As I mentioned above, the game has a maddeningly addictive Versus mode (which, sadly, only allows two players to go at it via split screen). On top of this you can also play cooperatively in the game’s Grand Prix races and try to win a circuit against six other computer-controlled drivers. Another multiplayer mode is Battle, in which you and a friend try to pop the three balloons attached to each others’ kart. This may sound pretty mundane, but trust me — you will lose massive amounts of free time playing this mode with your friends. Oh, and you will learn to fear the words, ”Hey, So-and-so has a red shell!”
You will definitely have to master the advanced techniques in the game if you want to stand a chance against skilled players or the computer on the 150cc circuit. You have to learn how to hop into turns, power slide around corners and hop out of the turns to stop from flying off the track. Other techniques such as skipping across deep water and jumping just as you strike an object to avoid loss of speed are essential to your success at becoming a pro Super Mario Kart racer. After a hefty amount of play time, these maneuvers become like second nature and you’ll be blowing past your inexperienced friends like they didn’t exist.
In my opinion Super Mario Kart is the best example of Mode-7 on the Super Nintendo. No matter how many sprites are on screen at once the action stays smooth as butter. All the textures in the game are believable and help flesh-out the environments. The backgrounds are also well drawn and colorful and vary nicely depending on the track. Little touches like moles that leap out of holes in the ground and boos that float by are all examples of the time and energy that was put into the game. The characters themselves are simply sprites that are drawn at multiple angles, but they all look fabulous (minus some pixilation). All in all, the visuals do the SNES proud and I canít think of very many games that with better presentation on the system.
As is the case in most Nintendo games, the audio presentation is just as excellent as the visuals. All the various exclamations made by the drivers, such as Bowser’s roar, Mario’s “yahoo!” and Yoshi’s, umm, Yoshi noise, are extremely crisp and infuse each character with plenty of personality. By listening to the exclamations made by the drivers, you can actually tell who just ran over your banana peel even though they are completely off screen. The music includes some remixed Nintendo stuff, but much of it is original work and suits the game very well. Each track and driver even has an individual song that adds even more personality to the game (I can still hear Bowser’s victory song echoing in my head, even though I haven’t heard it in months). Also, I dig how the music speeds up during the last lap of each race. My hands always got just a little sweatier during these frantic last laps, and I partly contribute that to the change in music speed.

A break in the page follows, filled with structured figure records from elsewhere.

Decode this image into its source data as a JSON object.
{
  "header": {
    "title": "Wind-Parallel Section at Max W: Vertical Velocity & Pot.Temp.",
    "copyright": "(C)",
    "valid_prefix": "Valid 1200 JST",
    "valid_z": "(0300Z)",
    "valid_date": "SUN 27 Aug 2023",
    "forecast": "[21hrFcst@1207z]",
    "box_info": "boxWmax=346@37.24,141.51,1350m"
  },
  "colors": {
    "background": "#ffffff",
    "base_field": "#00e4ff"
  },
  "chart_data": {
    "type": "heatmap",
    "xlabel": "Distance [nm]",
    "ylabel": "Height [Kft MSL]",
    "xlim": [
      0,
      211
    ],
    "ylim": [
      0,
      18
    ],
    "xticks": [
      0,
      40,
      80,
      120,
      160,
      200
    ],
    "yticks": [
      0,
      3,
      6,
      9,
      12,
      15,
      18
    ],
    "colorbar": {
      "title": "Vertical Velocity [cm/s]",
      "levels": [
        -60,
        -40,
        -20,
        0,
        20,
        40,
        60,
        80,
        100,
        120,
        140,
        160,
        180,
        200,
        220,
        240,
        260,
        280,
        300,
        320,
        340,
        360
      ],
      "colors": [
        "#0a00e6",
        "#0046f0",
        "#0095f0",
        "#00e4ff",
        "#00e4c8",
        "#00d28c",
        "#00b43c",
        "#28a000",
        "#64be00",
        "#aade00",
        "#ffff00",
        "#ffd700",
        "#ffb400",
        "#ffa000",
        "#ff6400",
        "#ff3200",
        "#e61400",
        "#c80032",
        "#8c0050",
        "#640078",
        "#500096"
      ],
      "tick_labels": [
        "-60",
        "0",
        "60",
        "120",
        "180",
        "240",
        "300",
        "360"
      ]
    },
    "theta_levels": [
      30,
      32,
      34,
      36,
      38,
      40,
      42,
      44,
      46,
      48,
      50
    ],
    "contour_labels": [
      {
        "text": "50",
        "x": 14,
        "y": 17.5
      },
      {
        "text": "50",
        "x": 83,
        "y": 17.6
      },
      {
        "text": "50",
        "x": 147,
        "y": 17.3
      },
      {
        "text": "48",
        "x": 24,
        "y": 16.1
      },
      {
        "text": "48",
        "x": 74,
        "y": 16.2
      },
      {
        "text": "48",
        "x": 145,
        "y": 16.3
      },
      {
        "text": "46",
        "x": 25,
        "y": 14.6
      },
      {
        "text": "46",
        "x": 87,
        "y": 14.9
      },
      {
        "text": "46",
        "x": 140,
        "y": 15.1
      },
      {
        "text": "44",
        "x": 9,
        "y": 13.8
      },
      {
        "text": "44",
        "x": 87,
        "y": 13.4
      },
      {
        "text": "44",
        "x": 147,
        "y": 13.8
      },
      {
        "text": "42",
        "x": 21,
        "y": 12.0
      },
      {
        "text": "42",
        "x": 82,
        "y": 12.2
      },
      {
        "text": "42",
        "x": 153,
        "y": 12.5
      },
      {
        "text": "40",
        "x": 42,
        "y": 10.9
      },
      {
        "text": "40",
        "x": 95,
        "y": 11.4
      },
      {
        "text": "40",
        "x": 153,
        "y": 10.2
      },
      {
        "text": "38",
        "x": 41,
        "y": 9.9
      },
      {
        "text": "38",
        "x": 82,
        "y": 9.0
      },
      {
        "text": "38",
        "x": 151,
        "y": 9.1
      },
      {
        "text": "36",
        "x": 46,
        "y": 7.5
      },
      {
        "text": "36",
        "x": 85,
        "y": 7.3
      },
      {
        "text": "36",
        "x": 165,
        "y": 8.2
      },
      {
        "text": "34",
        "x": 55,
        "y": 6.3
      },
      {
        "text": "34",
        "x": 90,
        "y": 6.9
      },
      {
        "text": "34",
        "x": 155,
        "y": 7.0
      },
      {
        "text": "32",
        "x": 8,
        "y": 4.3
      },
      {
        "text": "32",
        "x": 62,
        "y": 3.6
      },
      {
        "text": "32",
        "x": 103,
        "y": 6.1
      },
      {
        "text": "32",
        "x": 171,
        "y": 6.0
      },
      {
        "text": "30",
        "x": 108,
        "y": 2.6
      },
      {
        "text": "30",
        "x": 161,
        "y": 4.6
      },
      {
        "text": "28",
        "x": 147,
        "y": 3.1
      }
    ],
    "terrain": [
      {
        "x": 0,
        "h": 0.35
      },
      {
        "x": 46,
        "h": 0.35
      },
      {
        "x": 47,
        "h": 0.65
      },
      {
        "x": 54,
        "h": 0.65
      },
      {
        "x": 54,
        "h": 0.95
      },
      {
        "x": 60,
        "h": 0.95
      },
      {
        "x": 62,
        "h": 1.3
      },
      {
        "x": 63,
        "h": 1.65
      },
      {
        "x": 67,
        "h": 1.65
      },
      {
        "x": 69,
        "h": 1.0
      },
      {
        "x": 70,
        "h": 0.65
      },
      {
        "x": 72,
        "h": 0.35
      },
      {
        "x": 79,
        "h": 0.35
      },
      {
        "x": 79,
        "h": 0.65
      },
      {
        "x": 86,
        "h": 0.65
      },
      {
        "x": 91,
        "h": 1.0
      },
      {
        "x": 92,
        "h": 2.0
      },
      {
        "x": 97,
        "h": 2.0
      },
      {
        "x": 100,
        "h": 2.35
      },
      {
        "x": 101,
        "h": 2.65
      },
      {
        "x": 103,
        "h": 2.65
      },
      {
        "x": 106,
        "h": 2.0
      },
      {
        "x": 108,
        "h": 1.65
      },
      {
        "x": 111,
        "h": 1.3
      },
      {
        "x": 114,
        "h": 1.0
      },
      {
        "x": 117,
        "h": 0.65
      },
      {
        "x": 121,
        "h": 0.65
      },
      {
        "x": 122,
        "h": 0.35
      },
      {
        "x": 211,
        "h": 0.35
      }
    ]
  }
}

Super Mario Kart is one of the few games that I can still go back and play because the gameplay is just so good. The dated graphics often turn me off when playing old school titles, but it’s different with Mario Kart. It’s hard to call this game a reason to go buy a used SNES because you could just go buy the GameBoy Advance version, which has all the classic tracks plus many new ones. But, if you don’t like playing on the small GBA screen or just don’t have the handheld, then I highly recommend grabbing a used SNES and checking out Super Mario Kart. It is one of the most entertaining games to ever be released and one of my all-time favorites.